The son of a piano player, Havens sang doo-wop and gospel on street
corners in the notorious Bedford-Stuyvesant section of Brooklyn
as a child. In the early sixties, he hung out in Greenwich Village,
taking in early folk music pioneers such as Bob Dylan. After several
years of watching others play songs that moved him, Havens wanted
to do the same.
With an innate knowledge of harmony, he tuned a guitar
so that when strummed with open chords (without any fingers on the
frets), they would play basic chord forms -- an unusual tuning.
That way, he was able to play most popular songs by merely laying
his thumb across a fret and moving it up and down the neck. Havens
was then able to hit the stage at a folk club and play seven songs
a mere two days after picking up a guitar for the first time. He's
been playing that way ever since, and his unique style has fascinated
both amateurs and pros such as Eric Clapton.
Havens continued playing on the folk circuit, and
his three-hour set opening 1969's Woodstock festival made him a
star.
Since then, he has built his following through incessant
touring, and is especially well known as the foremost interpreter
of Beatles and Bob Dylan songs.
His inspiring covers, including classics such as "Here
Comes The Sun," "Just Like A Woman," "All Along
The Watchtower," "Lady Madonna," "Maggie's Farm,"
"Strawberry Fields Forever," and "Eleanor Rigby,"
manage to capture all that is amazing about the originals while
simultaneously imbuing them with the Havens original style.
In addition to becoming a distinguished musician,
Havens became a die-hard environmentalist, forming an organization
called The Natural Guard in 1990 to teach children about the environment.
Havens recently released a new album entitled "Wishing
Well," and spoke to Bankrate about how an idealist approaches
finance.
BANKRATE: A career such as yours, which is
mostly based on the road, is it lucrative?
RICHIE HAVENS: I pay my bills. I don't care
about anything more than that, because what do I need? I eat once
a day. My whole energy is put toward making a difference in my life
every day. Which means I'm open to helping someone else make a difference.
That's what I do. I do a lot of benefits. Homelessness, joblessness,
other things. I work with people who have programs that need to
be expanded.
BANKRATE: How much will you make for a road
date?
RICHIE HAVENS: It really depends, because I
do everything. I play small clubs, then concerts the next day, then
festivals the next day, then colleges the next day. That's always
been the case. The types of gigs I have fluctuate. For me, the money
is the last thing on my mind. As long as I can get there and get
home, do what I have to do and pay my bills, I'm very comfortable
with that. All I need to know is, I paid my bills.
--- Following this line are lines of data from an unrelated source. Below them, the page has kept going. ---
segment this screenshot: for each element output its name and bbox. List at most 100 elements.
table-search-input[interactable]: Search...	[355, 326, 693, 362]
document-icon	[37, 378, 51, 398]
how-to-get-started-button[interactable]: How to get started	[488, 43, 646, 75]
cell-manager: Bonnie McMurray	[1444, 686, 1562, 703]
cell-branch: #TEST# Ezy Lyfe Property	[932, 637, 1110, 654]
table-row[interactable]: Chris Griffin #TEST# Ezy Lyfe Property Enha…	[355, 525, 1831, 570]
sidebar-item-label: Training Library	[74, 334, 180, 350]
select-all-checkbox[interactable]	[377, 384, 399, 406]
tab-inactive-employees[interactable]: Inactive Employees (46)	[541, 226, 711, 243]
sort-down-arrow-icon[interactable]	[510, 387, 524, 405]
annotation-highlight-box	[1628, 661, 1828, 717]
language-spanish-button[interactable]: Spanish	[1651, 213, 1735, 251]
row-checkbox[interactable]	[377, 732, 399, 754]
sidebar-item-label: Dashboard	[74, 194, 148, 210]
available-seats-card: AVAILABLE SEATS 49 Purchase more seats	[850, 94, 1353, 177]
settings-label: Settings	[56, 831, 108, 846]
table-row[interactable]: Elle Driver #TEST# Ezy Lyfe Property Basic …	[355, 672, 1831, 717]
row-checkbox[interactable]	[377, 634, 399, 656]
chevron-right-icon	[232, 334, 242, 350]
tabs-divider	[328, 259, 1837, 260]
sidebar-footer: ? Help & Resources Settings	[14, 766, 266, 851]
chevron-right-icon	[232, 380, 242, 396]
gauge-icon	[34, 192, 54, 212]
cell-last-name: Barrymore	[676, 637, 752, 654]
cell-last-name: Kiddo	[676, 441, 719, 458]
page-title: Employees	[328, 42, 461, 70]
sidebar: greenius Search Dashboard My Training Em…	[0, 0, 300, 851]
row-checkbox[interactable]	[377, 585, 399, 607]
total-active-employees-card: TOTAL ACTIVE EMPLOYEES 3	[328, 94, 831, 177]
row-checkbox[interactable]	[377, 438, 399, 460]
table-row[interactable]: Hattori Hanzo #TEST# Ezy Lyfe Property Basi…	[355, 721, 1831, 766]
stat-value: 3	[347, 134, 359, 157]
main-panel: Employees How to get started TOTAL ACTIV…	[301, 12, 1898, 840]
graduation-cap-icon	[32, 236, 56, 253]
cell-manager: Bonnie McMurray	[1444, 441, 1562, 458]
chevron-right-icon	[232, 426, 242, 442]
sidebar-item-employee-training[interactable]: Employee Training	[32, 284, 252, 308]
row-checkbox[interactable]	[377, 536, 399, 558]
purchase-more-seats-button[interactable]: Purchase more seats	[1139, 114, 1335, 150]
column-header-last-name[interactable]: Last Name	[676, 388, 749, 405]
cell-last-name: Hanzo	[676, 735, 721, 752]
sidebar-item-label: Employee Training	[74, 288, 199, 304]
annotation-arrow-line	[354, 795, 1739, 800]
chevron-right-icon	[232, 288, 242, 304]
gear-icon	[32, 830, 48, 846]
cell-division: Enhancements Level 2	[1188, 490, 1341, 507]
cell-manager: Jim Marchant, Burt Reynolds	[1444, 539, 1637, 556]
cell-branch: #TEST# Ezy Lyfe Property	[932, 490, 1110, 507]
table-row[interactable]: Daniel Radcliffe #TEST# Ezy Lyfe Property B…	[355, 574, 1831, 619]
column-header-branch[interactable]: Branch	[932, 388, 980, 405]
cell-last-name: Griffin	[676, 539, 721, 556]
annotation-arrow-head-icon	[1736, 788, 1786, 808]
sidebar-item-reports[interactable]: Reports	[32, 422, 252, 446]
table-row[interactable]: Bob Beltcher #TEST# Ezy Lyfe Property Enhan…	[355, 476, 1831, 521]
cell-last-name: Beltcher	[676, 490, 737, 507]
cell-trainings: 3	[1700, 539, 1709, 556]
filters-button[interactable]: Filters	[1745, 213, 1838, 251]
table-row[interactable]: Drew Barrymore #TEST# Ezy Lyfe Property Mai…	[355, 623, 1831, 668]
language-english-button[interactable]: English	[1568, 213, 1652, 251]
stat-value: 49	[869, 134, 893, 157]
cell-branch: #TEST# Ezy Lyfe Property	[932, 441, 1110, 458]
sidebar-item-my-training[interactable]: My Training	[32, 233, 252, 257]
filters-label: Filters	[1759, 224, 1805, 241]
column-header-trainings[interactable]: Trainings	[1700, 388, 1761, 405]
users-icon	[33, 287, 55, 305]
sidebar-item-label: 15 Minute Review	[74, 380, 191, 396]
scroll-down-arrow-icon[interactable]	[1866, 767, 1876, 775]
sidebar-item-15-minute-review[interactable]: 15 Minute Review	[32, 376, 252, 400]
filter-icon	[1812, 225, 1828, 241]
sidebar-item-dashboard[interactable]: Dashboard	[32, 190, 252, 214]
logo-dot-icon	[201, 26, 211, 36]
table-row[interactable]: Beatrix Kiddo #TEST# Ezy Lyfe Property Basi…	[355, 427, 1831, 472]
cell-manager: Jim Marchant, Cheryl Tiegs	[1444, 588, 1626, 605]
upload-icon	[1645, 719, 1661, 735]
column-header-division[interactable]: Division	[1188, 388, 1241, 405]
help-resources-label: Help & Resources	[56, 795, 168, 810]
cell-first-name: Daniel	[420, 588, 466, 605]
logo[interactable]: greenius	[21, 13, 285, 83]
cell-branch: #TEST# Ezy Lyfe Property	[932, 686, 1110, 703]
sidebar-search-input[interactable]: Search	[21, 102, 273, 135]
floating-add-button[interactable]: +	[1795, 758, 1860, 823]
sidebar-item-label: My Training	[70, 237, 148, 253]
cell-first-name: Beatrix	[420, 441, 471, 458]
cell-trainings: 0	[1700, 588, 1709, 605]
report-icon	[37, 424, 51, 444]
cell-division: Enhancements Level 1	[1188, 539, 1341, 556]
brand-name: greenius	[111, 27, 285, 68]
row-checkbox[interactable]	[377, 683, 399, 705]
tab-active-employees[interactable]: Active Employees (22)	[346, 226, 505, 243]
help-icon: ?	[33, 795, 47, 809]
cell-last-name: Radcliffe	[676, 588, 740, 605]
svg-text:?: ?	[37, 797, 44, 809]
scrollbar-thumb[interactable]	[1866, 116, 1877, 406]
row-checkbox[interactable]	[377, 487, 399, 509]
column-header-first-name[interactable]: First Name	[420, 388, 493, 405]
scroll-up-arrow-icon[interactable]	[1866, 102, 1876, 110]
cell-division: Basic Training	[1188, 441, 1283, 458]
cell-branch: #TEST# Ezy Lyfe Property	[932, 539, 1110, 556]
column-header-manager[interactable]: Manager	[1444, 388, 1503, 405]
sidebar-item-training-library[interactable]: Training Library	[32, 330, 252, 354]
There are concerts that pay you a lot of money. If
they have a big festival, a certain portion of that automatically
goes to the artist. In festivals, we tend to get more then for other
gigs, because that's the budget they have to work with. When you
go to a club, I'll go for $3,000 a night, sometimes two shows a
night. Then I'll go to a concert the next night, and there's 2,000,
3,000, 4,000 people sitting there. My take on it is that the people
I want to be with and the people I'm living with on this planet
are the types of people at every one of those gigs. That's what
I'm doing. I'm communicating with the people I live with on this
planet today.
BANKRATE: With so many albums costing so much
these days, I imagine yours are low budget affairs. Korn's new album
cost $4 million. How much does it cost for you to record an album?
RICHIE HAVENS: There's no need for that type
of stuff. My last album cost me $30,000. I'll tell you why bands
get away with that kind of excess. It's because it's being allowed.
If the record company allows those kids to spend that much money,
the record company expects to get it back. The band is only borrowing
money from themselves. Whatever they're spending is their own money,
in the end.
BANKRATE: I have to imagine it could have been
done at half the price.
RICHIE HAVENS: It could have been done at one-tenth
the price. But there is show business and there's the communications
business. I'm in the communications business. My album "Cuts
to the Chase," I did it at a friend's house. We did it in nine
days. We did a song and a half a day. It was performance. We went
into the studio, we ran through the song, we recorded it, we didn't
have to spend $100,000 overdubbing stuff we thought should be there.
My first album was made in four days. This last album I made in
12 days. So there's no need for that. It's craziness.
BANKRATE: Do you invest in the market?
RICHIE HAVENS: No, I don't. I've never done
it. I'm fascinated by it. I never even knew what it was until recently,
when the dot-coms started. Then I understood it more.
BANKRATE: So how have you prepared for the
future, financially?
RICHIE HAVENS: I haven't. I'm living
now. My future is the next minute, and it may not be the minute
after. Who knows? I'm living now. That's the way I live. I live
today, and hope someone calls me and says hey, you want to do something
next week, because that means I'll get to next week. That's the
way I am. I'm a right now person, because I'm living right now,
and I dare say we're all finding that out now.